Schlacht um Okinawa 1945 - «Ich denke oft: Warum wurde ich nicht getroffen?»
Der US-Veteran James Riffe überlebte vor 75 Jahren eine der brutalsten Pazifik-Schlachten des Zweiten Weltkriegs. Kurz danach setzten die USA erstmals die Atombombe ein.
«Ich hörte die Kugeln wenige Zentimeter an meinem Kopf vorbeizischen», erinnert sich James Riffe. «Der Soldat drei Meter vor mir, ein Späher, wurde getroffen und war sofort tot». Der 99-jährige Veteran ist für sein Alter bei erstaunlicher Gesundheit, erzählt lebendig und emotional.
Riffe war 23 Jahre jung, als er im April 1945 als Leutnant in die Schlacht von Okinawa beordert wurde. Die von Japan besetzte Insel sollte den US-Streitkräften als Sprungbrett für eine Invasion der japanischen Hauptinseln dienen. Das Ende des Kriegs schien nah, doch die Japaner wehrten sich mit aller Macht gegen die drohende Niederlage.
Okinawa: Grosse Verluste auf beiden Seiten
So entstand eine der blutigsten Schlachten im Pazifik. Auf amerikanischer Seite kamen je nach Quelle mehr als 12'000 Soldaten ums Leben, die Japaner verloren sogar rund 66'000. «Ich war wenige Zentimeter vom Tod entfernt. Bis heute denke ich oft: Warum wurde ich nicht getroffen?», sagt Riffe.
Derweil liefen im US-Bundesstaat New Mexico fieberhafte Vorbereitungen für einen vernichtenden Schlag gegen Japan. Unter der Führung des Physikers Robert Oppenheimer entwickelten Wissenschaftler in Los Alamos die erste Atombombe. Die USA hofften, Japan damit in die Knie zwingen zu können.
Das «Manhattan Project», wie das US-Atombombenprogramm genannt wurde, war streng geheim. «In der Gegend wurden falsche Gerüchte im Umlauf gesetzt», sagt Georgia Strickfaden, Expertin für das «Manhattan Project.» «Es hiess, es würden hier Scheibenwischer für U-Boote produziert. Oder es sei ein Heim für schwangere Frauen in der Armee.»
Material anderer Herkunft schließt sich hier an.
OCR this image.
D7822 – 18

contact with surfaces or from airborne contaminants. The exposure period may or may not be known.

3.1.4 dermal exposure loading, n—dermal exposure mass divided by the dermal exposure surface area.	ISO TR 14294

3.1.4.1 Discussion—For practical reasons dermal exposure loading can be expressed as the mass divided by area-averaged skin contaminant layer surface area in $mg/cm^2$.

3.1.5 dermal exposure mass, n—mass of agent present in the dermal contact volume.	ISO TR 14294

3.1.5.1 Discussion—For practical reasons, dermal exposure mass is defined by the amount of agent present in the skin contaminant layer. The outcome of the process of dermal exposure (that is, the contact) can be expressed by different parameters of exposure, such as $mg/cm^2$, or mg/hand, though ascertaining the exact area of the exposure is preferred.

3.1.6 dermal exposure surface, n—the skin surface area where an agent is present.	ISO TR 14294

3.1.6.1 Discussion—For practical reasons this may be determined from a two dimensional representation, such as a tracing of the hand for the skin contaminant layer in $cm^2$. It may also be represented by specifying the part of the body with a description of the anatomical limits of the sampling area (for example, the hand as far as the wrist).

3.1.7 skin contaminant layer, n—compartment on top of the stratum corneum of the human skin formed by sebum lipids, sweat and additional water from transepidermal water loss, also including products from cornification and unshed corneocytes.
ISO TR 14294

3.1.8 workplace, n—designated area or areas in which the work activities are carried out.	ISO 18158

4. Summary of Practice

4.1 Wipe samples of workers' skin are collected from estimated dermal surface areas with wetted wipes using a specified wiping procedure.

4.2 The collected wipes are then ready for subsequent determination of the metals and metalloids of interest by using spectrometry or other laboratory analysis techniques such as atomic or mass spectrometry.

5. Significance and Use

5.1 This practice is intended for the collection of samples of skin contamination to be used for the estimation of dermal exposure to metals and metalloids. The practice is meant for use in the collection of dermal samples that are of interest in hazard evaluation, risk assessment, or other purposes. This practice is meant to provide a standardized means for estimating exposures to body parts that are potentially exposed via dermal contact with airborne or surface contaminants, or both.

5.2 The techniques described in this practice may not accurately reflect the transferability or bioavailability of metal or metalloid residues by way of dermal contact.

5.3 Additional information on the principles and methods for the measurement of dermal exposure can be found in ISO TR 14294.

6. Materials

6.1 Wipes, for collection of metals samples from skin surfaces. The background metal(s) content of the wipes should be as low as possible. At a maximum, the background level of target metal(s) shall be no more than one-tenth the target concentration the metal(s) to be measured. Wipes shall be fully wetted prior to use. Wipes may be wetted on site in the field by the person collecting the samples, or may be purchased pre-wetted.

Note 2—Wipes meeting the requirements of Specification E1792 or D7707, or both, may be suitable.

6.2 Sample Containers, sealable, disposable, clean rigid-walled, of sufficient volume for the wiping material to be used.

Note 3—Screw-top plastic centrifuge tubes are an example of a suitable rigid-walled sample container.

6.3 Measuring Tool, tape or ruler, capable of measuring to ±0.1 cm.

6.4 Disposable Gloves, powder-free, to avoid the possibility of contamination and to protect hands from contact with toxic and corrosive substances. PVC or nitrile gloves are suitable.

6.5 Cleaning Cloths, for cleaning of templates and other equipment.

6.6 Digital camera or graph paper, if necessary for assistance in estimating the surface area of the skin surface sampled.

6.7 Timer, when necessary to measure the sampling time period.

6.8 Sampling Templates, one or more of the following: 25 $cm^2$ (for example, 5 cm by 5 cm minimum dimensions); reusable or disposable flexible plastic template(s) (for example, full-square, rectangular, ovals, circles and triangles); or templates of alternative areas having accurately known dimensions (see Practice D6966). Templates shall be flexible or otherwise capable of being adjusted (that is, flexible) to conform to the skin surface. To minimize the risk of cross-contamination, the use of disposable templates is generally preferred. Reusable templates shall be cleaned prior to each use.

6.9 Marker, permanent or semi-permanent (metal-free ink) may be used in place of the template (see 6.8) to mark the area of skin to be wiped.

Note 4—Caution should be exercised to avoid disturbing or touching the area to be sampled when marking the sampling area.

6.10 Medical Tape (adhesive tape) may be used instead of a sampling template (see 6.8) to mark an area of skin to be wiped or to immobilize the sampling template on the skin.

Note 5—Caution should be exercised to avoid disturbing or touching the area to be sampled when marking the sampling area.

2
Die hohen Verluste auf den Pazifikinseln steigerten bei den USA die Ungeduld. Auch nach der Kapitulation von Nazideutschland im Mai 1945 gab Japan nicht auf. Im Gegenteil: Tausende Piloten opferten ihr Leben in selbstmörderischen Kamikaze-Angriffen gegen amerikanische Kriegsschiffe.
Hunderttausende Opfer in Hiroshima und Nagasaki
Entsprechend gross war der Druck auf die Wissenschaftler in New Mexico. Am 16. Juli führten sie den ersten Atombombentest durch, den sogenannten Trinity-Test.
Nur wenige Wochen später, am 6. August, flog der Bomber Enola Gay seinen vernichtenden Einsatz gegen Hiroshima. Drei Tage später folgte die zweite Bombe gegen Nagasaki.
Je nach Schätzung verloren zwischen 150'000 und 250'000 Menschen das Leben, viele andere erlitten schwere Krankheiten. Nun kapitulierte das schwer getroffene Japan.
Allerdings: Ob die Atombomben die Kapitulation wesentlich beschleunigten, ist unter Historikern umstritten. Japan hatte ab August mit der Sowjetunion einen zusätzlichen Feind. Gegen die Sowjets und die USA konnte das Land nicht bestehen.
Der Krieg hat mich gelehrt, den Wert des Lebens zu schätzen.
Nach amerikanischer Lesart war der Einsatz der Atomwaffen gerechtfertigt. Das sieht auch Veteran James Riffe so: «Präsident Truman wusste, wie viele Opfer wir in Okinawa erlitten hatten. Wenn wir schon 375 Meilen vor den japanischen Hauptinseln so viele Verluste haben – wie viele hätten wir dann erst bei einer Invasion ganz Japans zu beklagen?»
75 Jahre ist das alles her. Der Krieg habe ihn verändert, sagt Riffe. «Er hat mich gelehrt, den Wert des Lebens zu schätzen. Wir sollten alle versuchen, ein gutes Leben zu führen, und jenen die uns nahestehen, auch ein gutes Leben ermöglichen. Einfach ein guter Mensch, ein guter Bürger sein.»